愛し
」のレビュー

愛し

くれの又秋

To dear my sorrow.With love☓☓☓

ネタバレ
2021年11月4日
このレビューはネタバレを含みます▼ ★お人好しの童貞大学生・翔真とマイペースなバイセクシャル・芦田の再会同居ストーリー。

★バイト帰りに翔真がゴミ捨て場で拾ったのは、中学の時の同級生・芦田。恋人にフラれて部屋を追い出された芦田は、翔真にしばらく置いてくれと頼む。拾った日に、自分のアソコを舐めていた芦田に戸惑いながらも同居を了承した翔真だったが…。

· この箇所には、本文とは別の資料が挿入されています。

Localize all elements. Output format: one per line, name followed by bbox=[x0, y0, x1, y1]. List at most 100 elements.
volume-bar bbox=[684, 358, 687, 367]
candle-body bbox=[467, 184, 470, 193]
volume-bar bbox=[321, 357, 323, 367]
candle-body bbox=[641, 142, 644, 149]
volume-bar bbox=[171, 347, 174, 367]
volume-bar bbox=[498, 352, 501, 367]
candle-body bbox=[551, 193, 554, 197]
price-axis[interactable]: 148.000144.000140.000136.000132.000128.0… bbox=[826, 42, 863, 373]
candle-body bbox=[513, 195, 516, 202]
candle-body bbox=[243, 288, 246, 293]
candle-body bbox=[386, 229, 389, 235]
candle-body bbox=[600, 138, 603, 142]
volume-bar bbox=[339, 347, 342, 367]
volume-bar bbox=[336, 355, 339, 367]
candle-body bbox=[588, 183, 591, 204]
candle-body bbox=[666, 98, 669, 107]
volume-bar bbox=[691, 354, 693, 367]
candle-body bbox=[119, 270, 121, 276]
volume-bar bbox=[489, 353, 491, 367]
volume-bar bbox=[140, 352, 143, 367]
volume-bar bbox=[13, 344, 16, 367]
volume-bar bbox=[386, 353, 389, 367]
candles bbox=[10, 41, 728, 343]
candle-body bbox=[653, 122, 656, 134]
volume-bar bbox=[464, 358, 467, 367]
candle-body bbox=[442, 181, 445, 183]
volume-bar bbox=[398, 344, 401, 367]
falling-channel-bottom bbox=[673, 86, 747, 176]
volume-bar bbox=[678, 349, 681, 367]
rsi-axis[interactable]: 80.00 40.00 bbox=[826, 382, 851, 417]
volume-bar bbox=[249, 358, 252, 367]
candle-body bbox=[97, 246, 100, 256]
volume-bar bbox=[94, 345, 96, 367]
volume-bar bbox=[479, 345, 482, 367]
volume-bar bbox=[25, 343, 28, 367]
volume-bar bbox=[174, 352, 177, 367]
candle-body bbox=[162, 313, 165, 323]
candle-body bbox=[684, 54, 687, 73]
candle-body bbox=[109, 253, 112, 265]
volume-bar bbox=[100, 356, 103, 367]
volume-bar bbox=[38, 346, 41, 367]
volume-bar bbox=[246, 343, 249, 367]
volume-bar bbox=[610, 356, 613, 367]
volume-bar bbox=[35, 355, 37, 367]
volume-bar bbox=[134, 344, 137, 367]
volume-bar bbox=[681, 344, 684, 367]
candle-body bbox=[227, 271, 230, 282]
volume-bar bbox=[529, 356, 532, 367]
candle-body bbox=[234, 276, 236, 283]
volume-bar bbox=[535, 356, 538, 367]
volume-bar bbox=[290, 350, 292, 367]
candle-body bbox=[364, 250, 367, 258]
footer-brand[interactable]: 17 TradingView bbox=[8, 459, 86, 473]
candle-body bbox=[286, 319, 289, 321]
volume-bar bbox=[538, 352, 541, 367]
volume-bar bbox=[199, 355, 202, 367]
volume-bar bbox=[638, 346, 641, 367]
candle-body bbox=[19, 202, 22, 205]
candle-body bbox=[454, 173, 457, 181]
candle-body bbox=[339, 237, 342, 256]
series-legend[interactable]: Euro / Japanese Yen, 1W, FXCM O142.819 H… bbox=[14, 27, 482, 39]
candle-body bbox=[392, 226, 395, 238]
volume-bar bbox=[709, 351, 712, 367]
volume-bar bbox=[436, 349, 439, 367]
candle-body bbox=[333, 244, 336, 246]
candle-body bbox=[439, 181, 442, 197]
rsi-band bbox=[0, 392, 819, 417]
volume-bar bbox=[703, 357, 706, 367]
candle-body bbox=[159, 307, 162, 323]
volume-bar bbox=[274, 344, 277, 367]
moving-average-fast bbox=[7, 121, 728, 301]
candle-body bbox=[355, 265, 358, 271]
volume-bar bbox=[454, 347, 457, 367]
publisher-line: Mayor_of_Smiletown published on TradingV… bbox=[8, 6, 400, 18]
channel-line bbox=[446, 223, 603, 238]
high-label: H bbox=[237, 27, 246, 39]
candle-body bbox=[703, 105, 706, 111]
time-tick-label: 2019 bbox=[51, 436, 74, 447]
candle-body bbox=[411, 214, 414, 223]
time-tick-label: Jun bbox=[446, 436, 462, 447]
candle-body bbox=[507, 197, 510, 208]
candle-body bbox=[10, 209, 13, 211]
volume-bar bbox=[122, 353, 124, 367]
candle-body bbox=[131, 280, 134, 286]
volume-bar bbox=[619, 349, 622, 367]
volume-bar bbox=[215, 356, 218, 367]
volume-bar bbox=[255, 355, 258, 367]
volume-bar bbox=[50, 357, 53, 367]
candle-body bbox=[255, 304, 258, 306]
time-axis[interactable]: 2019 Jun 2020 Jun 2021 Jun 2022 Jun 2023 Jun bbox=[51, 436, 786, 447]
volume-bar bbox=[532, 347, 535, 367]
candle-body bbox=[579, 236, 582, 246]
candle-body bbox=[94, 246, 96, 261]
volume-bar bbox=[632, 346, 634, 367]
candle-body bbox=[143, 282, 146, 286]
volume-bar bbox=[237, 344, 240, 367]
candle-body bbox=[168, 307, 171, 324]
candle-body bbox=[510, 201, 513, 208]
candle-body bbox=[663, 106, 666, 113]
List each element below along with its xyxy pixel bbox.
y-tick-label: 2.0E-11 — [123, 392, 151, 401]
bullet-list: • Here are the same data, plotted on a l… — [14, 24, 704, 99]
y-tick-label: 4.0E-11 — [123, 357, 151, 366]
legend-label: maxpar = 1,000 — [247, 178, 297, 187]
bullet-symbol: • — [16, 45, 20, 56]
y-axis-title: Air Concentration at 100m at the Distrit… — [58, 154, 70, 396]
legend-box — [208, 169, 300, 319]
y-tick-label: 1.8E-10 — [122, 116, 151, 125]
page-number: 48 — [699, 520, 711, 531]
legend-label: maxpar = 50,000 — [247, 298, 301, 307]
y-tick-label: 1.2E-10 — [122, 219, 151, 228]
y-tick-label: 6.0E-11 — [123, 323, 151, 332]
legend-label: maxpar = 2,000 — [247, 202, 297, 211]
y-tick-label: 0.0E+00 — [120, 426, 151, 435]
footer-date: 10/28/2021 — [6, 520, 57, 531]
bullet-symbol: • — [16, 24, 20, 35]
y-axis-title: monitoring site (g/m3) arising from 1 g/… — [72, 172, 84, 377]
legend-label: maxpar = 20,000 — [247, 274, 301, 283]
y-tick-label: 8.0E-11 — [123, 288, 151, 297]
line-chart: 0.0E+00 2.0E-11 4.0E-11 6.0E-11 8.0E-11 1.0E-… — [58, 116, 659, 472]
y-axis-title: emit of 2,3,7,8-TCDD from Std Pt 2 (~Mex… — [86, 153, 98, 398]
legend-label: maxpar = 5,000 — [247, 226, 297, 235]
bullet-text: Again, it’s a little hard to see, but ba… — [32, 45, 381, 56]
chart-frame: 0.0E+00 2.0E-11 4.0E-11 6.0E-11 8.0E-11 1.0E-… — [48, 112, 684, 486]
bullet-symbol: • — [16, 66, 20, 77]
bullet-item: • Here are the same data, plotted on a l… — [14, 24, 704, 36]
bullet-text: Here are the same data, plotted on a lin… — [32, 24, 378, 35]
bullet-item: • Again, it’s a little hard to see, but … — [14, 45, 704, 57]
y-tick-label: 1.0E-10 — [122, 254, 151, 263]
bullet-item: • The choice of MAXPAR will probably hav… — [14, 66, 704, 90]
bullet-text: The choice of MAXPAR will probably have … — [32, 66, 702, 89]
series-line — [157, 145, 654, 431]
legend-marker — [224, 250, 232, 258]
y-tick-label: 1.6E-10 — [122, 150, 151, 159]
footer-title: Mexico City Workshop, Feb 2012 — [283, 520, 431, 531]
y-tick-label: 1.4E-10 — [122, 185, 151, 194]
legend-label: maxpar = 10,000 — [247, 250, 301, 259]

★英タイトルの"To dear my sorrow"に、まるで自分に宛てた手紙のようだなと思いながら読み始めました。芦田の"sorrow"、とても怖がりで臆病で、好きになればなるほど、距離が近くなればなるほど不安になってしまう。持て余す矛盾や満たされない渇きの寄る辺が翔真だと感じているのに、「わからない」と答える芦田は、経験ばかりが先行して心は置いてけぼりなのが、切なくもかなしい。翔真の"sorrow"、あまりにも優しくて、相手の気持ちを大切にしすぎてしまう。自分の「好き」を大切にしているようでありながら、本当は芦田の気持ちを1番に考えるからこその拒否が、正しくも切ない。

★描き下ろし含めて203ページ。最後は「大丈夫だよ、"かなし"は"いとし"になるからね」とそんな言葉で結ばれる手紙を読ませてもらったような、あたたかい読後でした。

★私には体験できない"リバ"に惹かれますが、帯の言葉、「最高」の敷居が低い気はします。でも、「誕生」が付いているのがニクいところ。「自分も気持ちよかったから相手も気持ちよくさせたい」系の愛と優しさがあふれるリバとは違って、形としてはリバですが、気持ちの上では芦田の一方的な思いからくるリバ。これも「かなし」なのですが、きっとこれから「最高のリバ」を築いていく2人なのではないかと、真っ赤になりながら翔真を抱きしめる芦田を見て、そう思いました。